«Douch», l'ex-tortionnaire en chef présumé du régime cambodgien des Khmers rouges (1975-1979), a entendu les chefs d'accusation retenus contre lui, à l'ouverture lundi des débats de fond du premier procès international de la dictature communiste de Pol Pot.

Deux millions de personnes, soit environ un quart de la population cambodgienne de l'époque, ont trouvé la mort sous les Khmers rouges qui avaient fait régner la terreur en cherchant à imposer un modèle révolutionnaire de société agraire.

L'accusé, Kaing Guek Eav, 66 ans, plus connu sous le nom de «Douch», dirigeait la prison de Tuol Sleng (camp S-21) où plus de 15 000 personnes ont été torturées et exécutées, y compris dans des «Killing Fields» voisins, aboutissement de vastes purges organisées par la direction du «Kampuchéa démocratique».

«Douch», ex-professeur de mathématiques qui s'est converti au christianisme en 1996, trois ans avant son arrestation, est poursuivi pour crimes de guerre, crimes contre l'humanité, torture et meurtre avec préméditation.

Quatre autres dirigeants au profil plus politique de l'ancien régime seront jugés ultérieurement par ce même tribunal, parrainé par les Nations unies, qui s'est progressivement mis en place depuis 2006 à Phnom Penh.

Vêtu d'une chemise blanche à fines rayures, «Douch» a salué les juges selon la tradition cambodgienne en joignant ses mains comme pour une prière et a répondu poliment aux questions sur son identité.

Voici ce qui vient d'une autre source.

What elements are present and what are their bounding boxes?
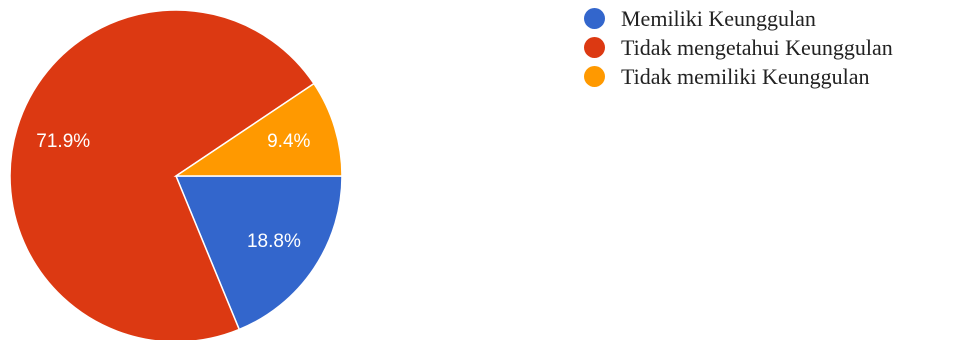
legend-item: Tidak mengetahui Keunggulan bbox=[584, 33, 893, 62]
pie-slice-1 bbox=[9, 9, 315, 340]
pie-slice-2 bbox=[173, 82, 343, 177]
pie-slice-0 bbox=[174, 175, 343, 331]
legend-swatch bbox=[584, 37, 605, 58]
slice-value-label: 71.9% bbox=[36, 131, 90, 152]
legend-label: Memiliki Keunggulan bbox=[621, 5, 816, 31]
slice-value-label: 18.8% bbox=[247, 231, 301, 252]
legend-item: Tidak memiliki Keunggulan bbox=[584, 62, 893, 91]
pie-plot-area: 18.8% 71.9% 9.4% bbox=[9, 9, 343, 340]
legend-swatch bbox=[584, 8, 605, 29]
legend-label: Tidak mengetahui Keunggulan bbox=[621, 34, 893, 60]
legend-swatch bbox=[584, 66, 605, 87]
legend-label: Tidak memiliki Keunggulan bbox=[621, 63, 870, 89]
legend-item: Memiliki Keunggulan bbox=[584, 4, 893, 33]
slice-value-label: 9.4% bbox=[267, 131, 310, 152]
legend: Memiliki Keunggulan Tidak mengetahui Keun… bbox=[584, 4, 893, 91]
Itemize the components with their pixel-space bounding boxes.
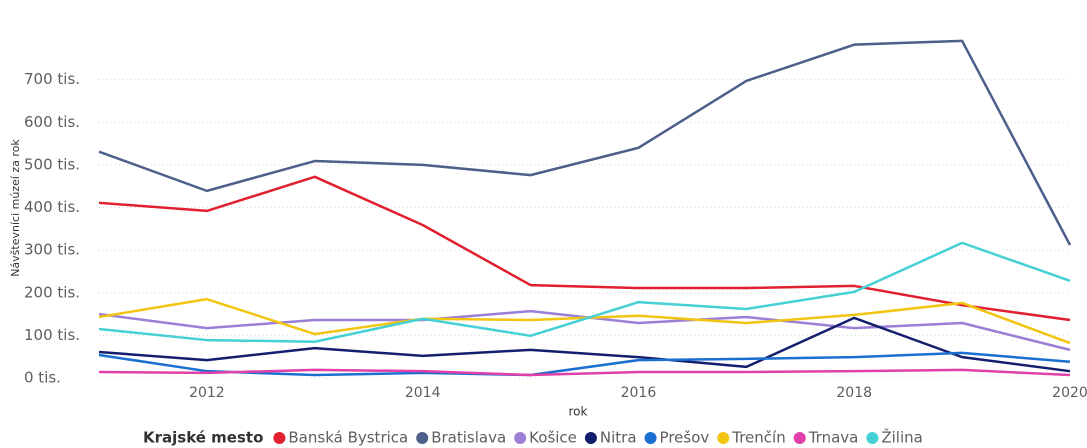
y-axis-label: Návštevníci múzeí za rok <box>9 139 22 277</box>
series-line <box>98 297 1071 345</box>
legend-label: Nitra <box>600 429 637 447</box>
x-tick-label: 2012 <box>189 385 225 401</box>
legend-label: Bratislava <box>431 429 506 447</box>
y-tick-label: 700 tis. <box>24 70 80 88</box>
y-tick-label: 200 tis. <box>24 283 80 301</box>
x-tick-label: 2016 <box>621 385 657 401</box>
series-line <box>98 39 1072 246</box>
y-tick-label: 600 tis. <box>24 113 80 131</box>
legend-marker <box>273 432 286 444</box>
x-axis-label: rok <box>569 405 588 419</box>
legend-marker <box>416 432 429 444</box>
legend-label: Žilina <box>881 428 922 447</box>
legend-marker <box>644 432 657 444</box>
y-tick-label: 300 tis. <box>24 241 80 259</box>
legend-marker <box>866 432 879 444</box>
legend-title: Krajské mesto <box>143 429 263 447</box>
legend-label: Prešov <box>660 429 710 447</box>
y-tick-label: 0 tis. <box>24 369 61 387</box>
legend-label: Trnava <box>808 429 859 447</box>
series-line <box>98 175 1071 322</box>
x-tick-label: 2018 <box>836 385 872 401</box>
series-line <box>98 351 1071 377</box>
legend-marker <box>793 432 806 444</box>
legend-marker <box>717 432 730 444</box>
legend-label: Banská Bystrica <box>288 429 408 447</box>
series-line <box>98 316 1071 373</box>
series-line <box>98 241 1071 344</box>
series-line <box>98 368 1071 377</box>
y-tick-label: 100 tis. <box>24 326 80 344</box>
legend-marker <box>514 432 527 444</box>
x-tick-label: 2020 <box>1052 385 1087 401</box>
y-tick-label: 500 tis. <box>24 155 80 173</box>
y-tick-label: 400 tis. <box>24 198 80 216</box>
legend-label: Trenčín <box>731 429 785 447</box>
legend-label: Košice <box>529 429 577 447</box>
x-tick-label: 2014 <box>405 385 441 401</box>
legend-marker <box>584 432 597 444</box>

«On m'a déjà notifié les accusations», a-t-il dit.

Un greffier a alors commencé à donner lecture des faits retenus contre lui. «Plusieurs témoins ont indiqué que Douch était redouté par tous à S-21», a-t-il rapporté. «Outre l'exécution de détenus condamnés d'avance comme des traîtres, un but majeur de S-21 était de soutirer des confessions aux prisonniers, dans le but de démasquer d'autres réseaux».

A l'époque, rappellent des historiens, les dignitaires Khmers rouges frisaient la paranoïa et considéraient tous les opposants potentiels, en particulier dans l'intelligentsia, comme des agents de la CIA, du KGB ou du Vietnam voisin.

Les rares survivants du camp S-21 affirment que «Douch» appliquait «avec zèle» les ordres de la garde rapprochée de Pol Pot, lui-même décédé en 1998.

Le greffier a déclaré que «Douch» autorisait ses employés à utiliser la torture, y compris la bastonnade, l'électrocution, le recouvrement de la tête avec un sac en plastique et le déversement d'eau dans le nez.

Les acteurs du procès sont installés sur la scène d'un amphithéâtre, avec de l'autre côté le public. Une immense baie vitrée, spécialement conçue pour résister à des tirs, sépare la Cour des spectateurs.

Le procès de «Douch» s'était ouvert le 17 février, mais cette audience préliminaire n'avait porté que sur des questions de procédure.

Au cours de la semaine, l'accusé devrait, en principe, accepter sa responsabilité pour certaines des atrocités de l'époque des Khmers rouges.

«Il utilisera la possibilité qui lui est donnée de parler aux juges, aux victimes et, au-delà, à la population cambodgienne», a déclaré à l'AFP son avocat français, Me François Roux.

«Douch» risque la réclusion à perpétuité. La Cour a exclu la peine de mort.

Comme on demandait à Me Roux si l'accusé espérait voir sa condamnation réduite, il a répondu: «Le fait, pour Douch, d'accepter sa responsabilité est un des éléments à partir desquels les juges détermineront la sentence».

Une rescapée en larmes, Om Chantha, a lancé lundi: «Les Khmers rouges étaient impitoyables. Ne les libérez pas, même s'ils passent aux aveux».